A relational event is a type of event that creates a relation between two entities. For example, events like item_viewed
, item_purchased
, item_delivered
, etc. The events like these will be converted into edges that will either create a link between two vertices or link a vertex to itself.
That’s it! Now that you have sorted our events, it’s time to pick your tools, libraries, and graphs for building your conversion service or a function.
Project overview
There will be no deep dives in tools, libraries, programming languages, and available graph databases. Use whatever tools, libraries, programming languages you are comfortable with. To choose a graph database you want, there is an abundance of resources out there like comparisons and rankings. Just please check for compatibility between graphs and languages, drivers, libraries, etc.
In this section, we will go over my choices for this project. Go is an obvious one because I love Go and that’s that. I used watermill library in some of my work-related projects and it’s been a great experience. To be fair, there is a bit of learning curve behind it, but it provides a big variety of functionalities for event-driven scenarios. This time, I used it to create a little “random” event generator and to simulate a stream of incoming events. By using the watermill’s GoChannel
structure both as a publisher and a subscriber, I was able to create a pipeline that generated events through multiple queues, which were then processed by corresponding handlers.
For a graph database, I choose ArangoDB. It had everything I needed in a graph database. And more. It’s a multi-model database, fairly easy to set up, and well documented. It has an easy-to-learn query language (AQL), easy-to-use Go driver, cool web interface to work with, etc. Best of all, it’s a schema-free graph database, so it’s very flexible. You can store data on the edges as well, which is pretty cool. To be fair, this is nothing new as many existing graph databases have this feature.
Below you can take a peek at how the graph is created.
To access all of the code, please visit my repo. There is a docker-compose
setup there that will initialize service and database containers, and run the service that will generate the events and convert them to graph data. Detailed steps to access the ArangoDB web interface and manage the graph data are described in the repo. When the service is finished, the graph should look something like this:
Conclusion and a reality check
Graphs provide a flexible way to analyze and query your data as they are built for searching. But, is it something that will disrupt the current scene of data analytics tools? Are we on the verge of a new build-your-own craze like it was with the Javascript frameworks not long ago?

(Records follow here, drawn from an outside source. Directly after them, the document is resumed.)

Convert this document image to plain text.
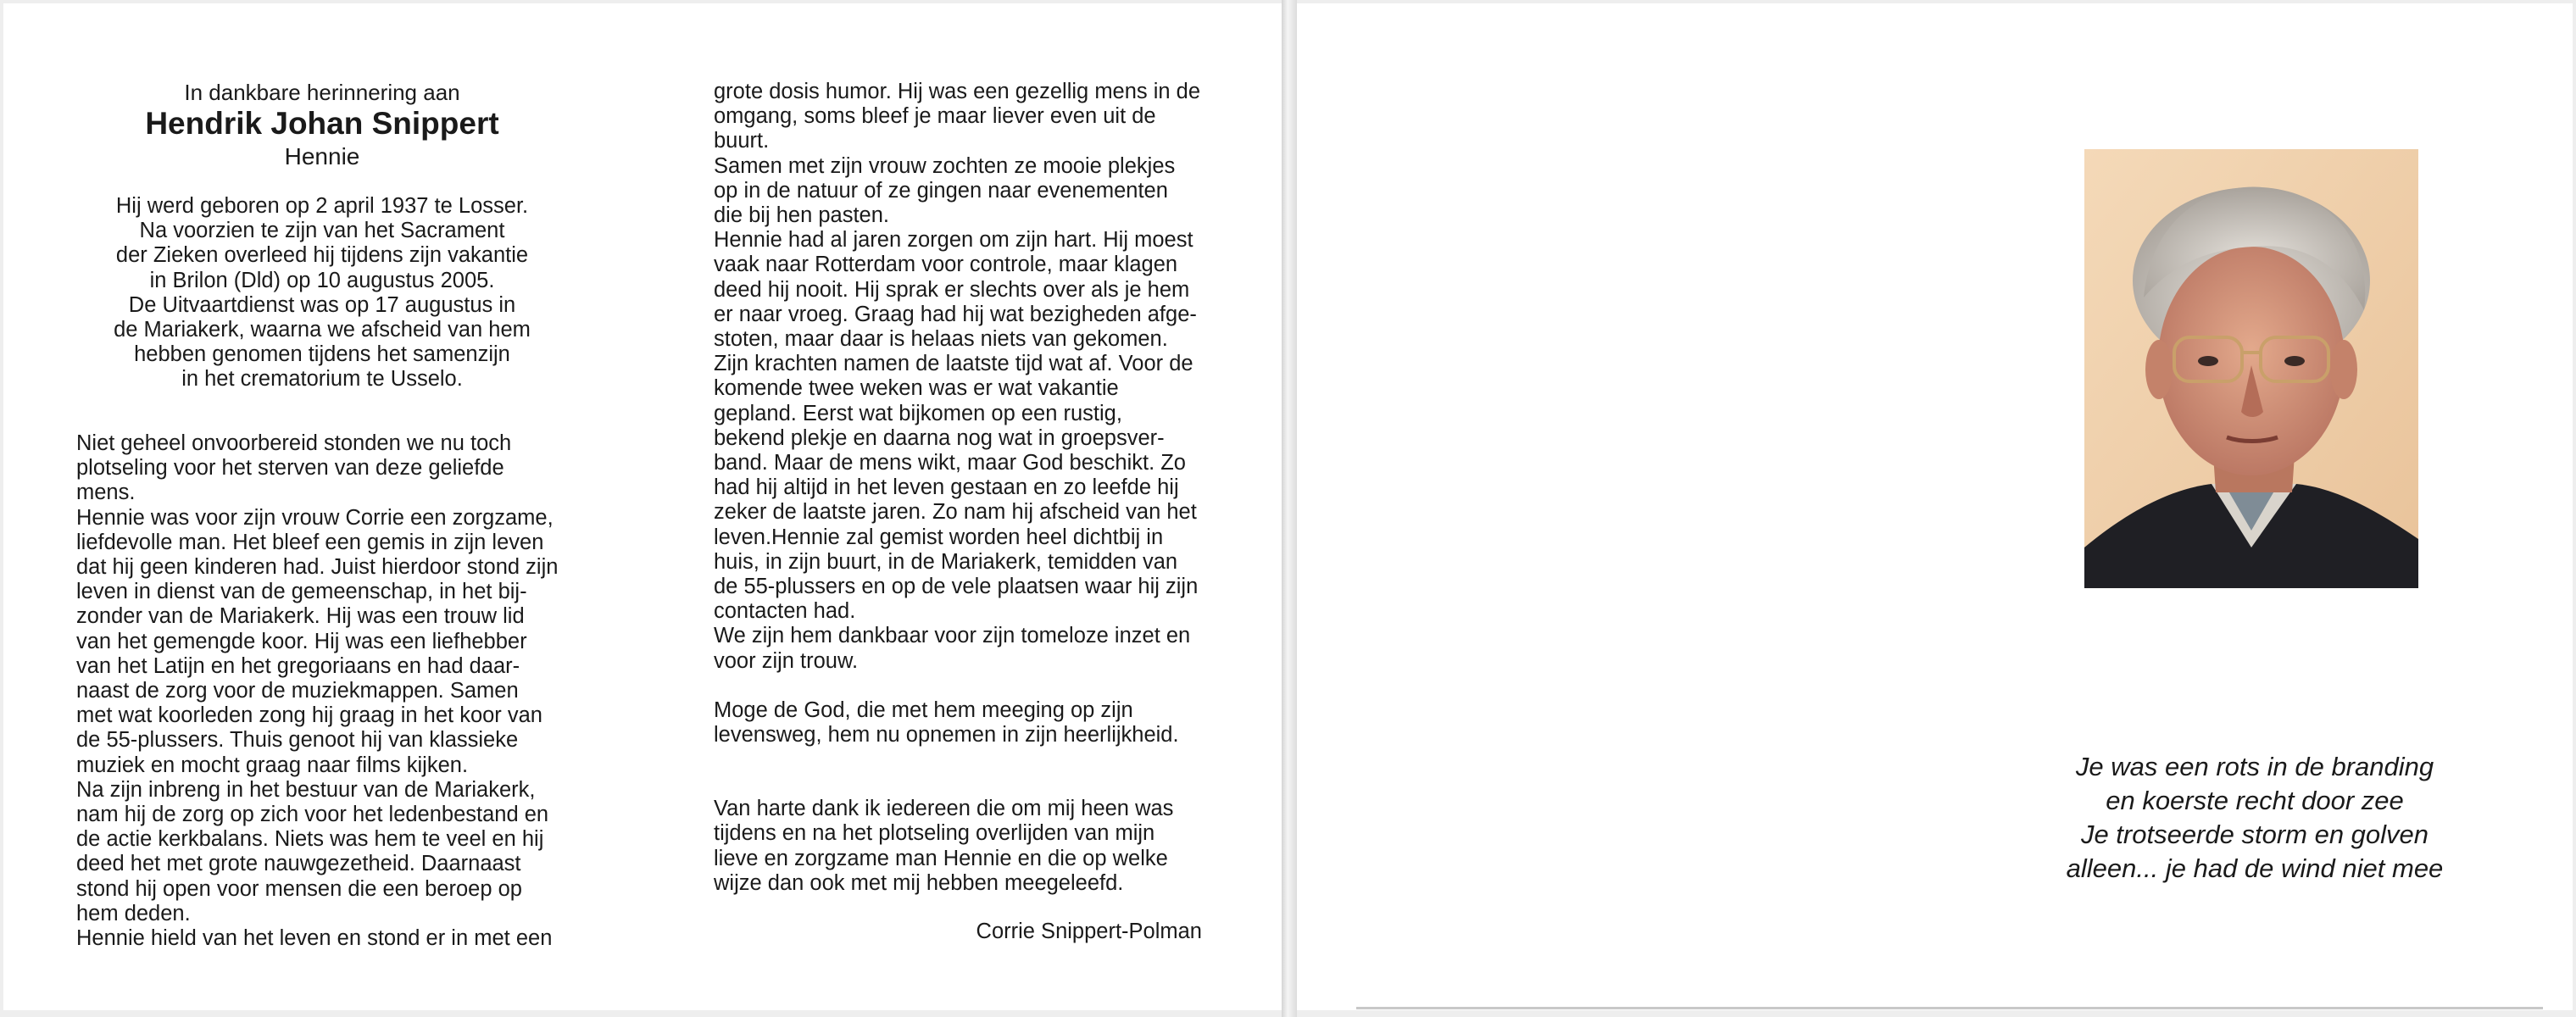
In dankbare herinnering aan
Hendrik Johan Snippert
Hennie

Hij werd geboren op 2 april 1937 te Losser.

Na voorzien te zijn van het Sacrament

der Zieken overleed hij tijdens zijn vakantie

in Brilon (Dld) op 10 augustus 2005.

De Uitvaartdienst was op 17 augustus in

de Mariakerk, waarna we afscheid van hem

hebben genomen tijdens het samenzijn

in het crematorium te Usselo.

Niet geheel onvoorbereid stonden we nu toch

plotseling voor het sterven van deze geliefde

mens.

Hennie was voor zijn vrouw Corrie een zorgzame,

liefdevolle man. Het bleef een gemis in zijn leven

dat hij geen kinderen had. Juist hierdoor stond zijn

leven in dienst van de gemeenschap, in het bij-

zonder van de Mariakerk. Hij was een trouw lid

van het gemengde koor. Hij was een liefhebber

van het Latijn en het gregoriaans en had daar-

naast de zorg voor de muziekmappen. Samen

met wat koorleden zong hij graag in het koor van

de 55-plussers. Thuis genoot hij van klassieke

muziek en mocht graag naar films kijken.

Na zijn inbreng in het bestuur van de Mariakerk,

nam hij de zorg op zich voor het ledenbestand en

de actie kerkbalans. Niets was hem te veel en hij

deed het met grote nauwgezetheid. Daarnaast

stond hij open voor mensen die een beroep op

hem deden.

Hennie hield van het leven en stond er in met een

grote dosis humor. Hij was een gezellig mens in de

omgang, soms bleef je maar liever even uit de

buurt.

Samen met zijn vrouw zochten ze mooie plekjes

op in de natuur of ze gingen naar evenementen

die bij hen pasten.

Hennie had al jaren zorgen om zijn hart. Hij moest

vaak naar Rotterdam voor controle, maar klagen

deed hij nooit. Hij sprak er slechts over als je hem

er naar vroeg. Graag had hij wat bezigheden afge-

stoten, maar daar is helaas niets van gekomen.

Zijn krachten namen de laatste tijd wat af. Voor de

komende twee weken was er wat vakantie

gepland. Eerst wat bijkomen op een rustig,

bekend plekje en daarna nog wat in groepsver-

band. Maar de mens wikt, maar God beschikt. Zo

had hij altijd in het leven gestaan en zo leefde hij

zeker de laatste jaren. Zo nam hij afscheid van het

leven.Hennie zal gemist worden heel dichtbij in

huis, in zijn buurt, in de Mariakerk, temidden van

de 55-plussers en op de vele plaatsen waar hij zijn

contacten had.

We zijn hem dankbaar voor zijn tomeloze inzet en

voor zijn trouw.

Moge de God, die met hem meeging op zijn

levensweg, hem nu opnemen in zijn heerlijkheid.

Van harte dank ik iedereen die om mij heen was

tijdens en na het plotseling overlijden van mijn

lieve en zorgzame man Hennie en die op welke

wijze dan ook met mij hebben meegeleefd.

Corrie Snippert-Polman

Je was een rots in de branding

en koerste recht door zee

Je trotseerde storm en golven

alleen... je had de wind niet mee
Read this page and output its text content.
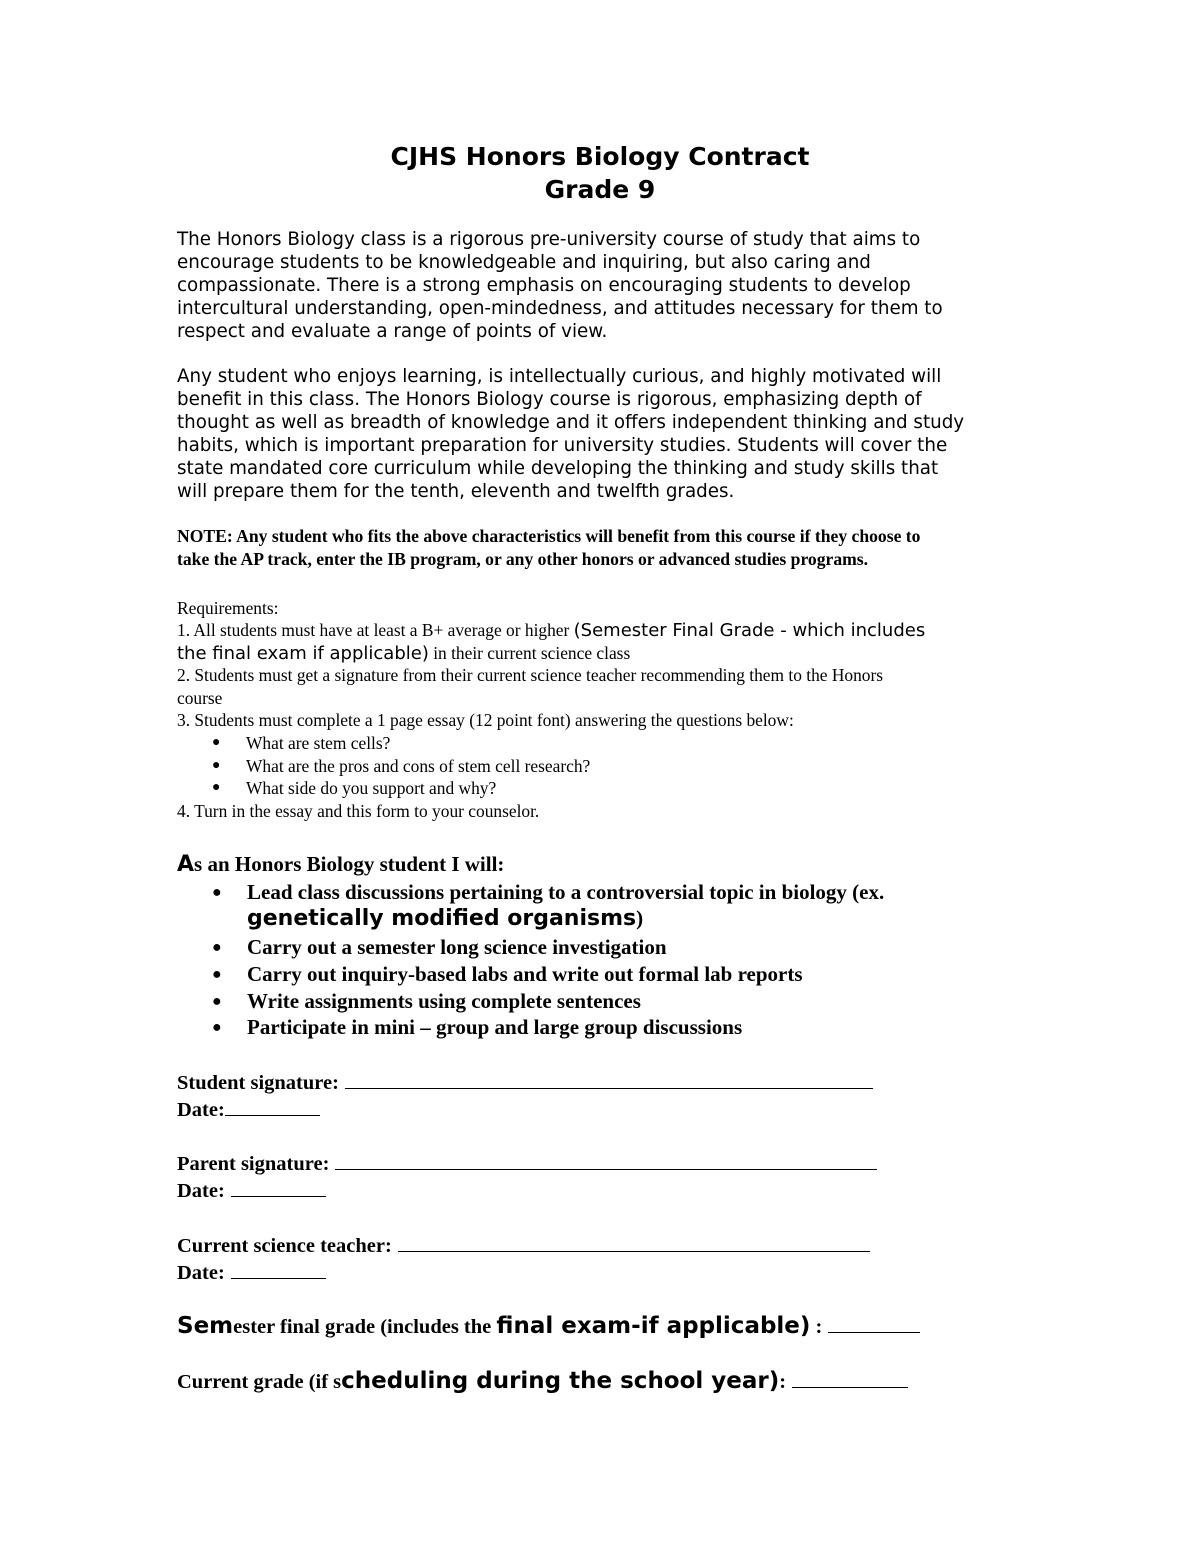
CJHS Honors Biology Contract
Grade 9
The Honors Biology class is a rigorous pre-university course of study that aims to
encourage students to be knowledgeable and inquiring, but also caring and
compassionate. There is a strong emphasis on encouraging students to develop
intercultural understanding, open-mindedness, and attitudes necessary for them to
respect and evaluate a range of points of view.
Any student who enjoys learning, is intellectually curious, and highly motivated will
benefit in this class. The Honors Biology course is rigorous, emphasizing depth of
thought as well as breadth of knowledge and it offers independent thinking and study
habits, which is important preparation for university studies. Students will cover the
state mandated core curriculum while developing the thinking and study skills that
will prepare them for the tenth, eleventh and twelfth grades.
NOTE: Any student who fits the above characteristics will benefit from this course if they choose to
take the AP track, enter the IB program, or any other honors or advanced studies programs.
Requirements:
1. All students must have at least a B+ average or higher (Semester Final Grade - which includes
the final exam if applicable) in their current science class
2. Students must get a signature from their current science teacher recommending them to the Honors
course
3. Students must complete a 1 page essay (12 point font) answering the questions below:
● What are stem cells?
● What are the pros and cons of stem cell research?
● What side do you support and why?
4. Turn in the essay and this form to your counselor.
As an Honors Biology student I will:
● Lead class discussions pertaining to a controversial topic in biology (ex.
genetically modified organisms)
● Carry out a semester long science investigation
● Carry out inquiry-based labs and write out formal lab reports
● Write assignments using complete sentences
● Participate in mini – group and large group discussions
Student signature:
Date:
Parent signature:
Date:
Current science teacher:
Date:
Semester final grade (includes the final exam-if applicable) :
Current grade (if scheduling during the school year):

The short answer is no. Not yet at least. Since most of the scenarios focus on user retention and basic product analytics, the best way to quickly set up your data analytics pipeline is to use platforms like Amplitude, Mixpanel, etc. They are easy to set up, have a lot of options and services to offer for analyzing your data and observing user behavior, and have great support when you get stuck.
However, graphs are slowly making it as an important contender in the database world. They certainly have their use and have widespread usage in analytics as well, but they might be a better fit for more mature products and projects. Taking this project showcase as an example, the setup doesn’t have a plug&play flow as the mentioned platforms. There are some things to consider when trying to convert event data to graph data, like sorting out and mapping events. It’s much easier if you have an event store or a replayable event stream, but it does take a significant amount of time, which might not be suited for startups and projects in their early stages.
To conclude, converting your event stream data to graph data has a lot of potential. I had a lot of fun working on this project and learning about ArangoDB. This has been a showcase of one possible way of converting event data to graph data. I would appreciate it to hear from you on other ways to do it.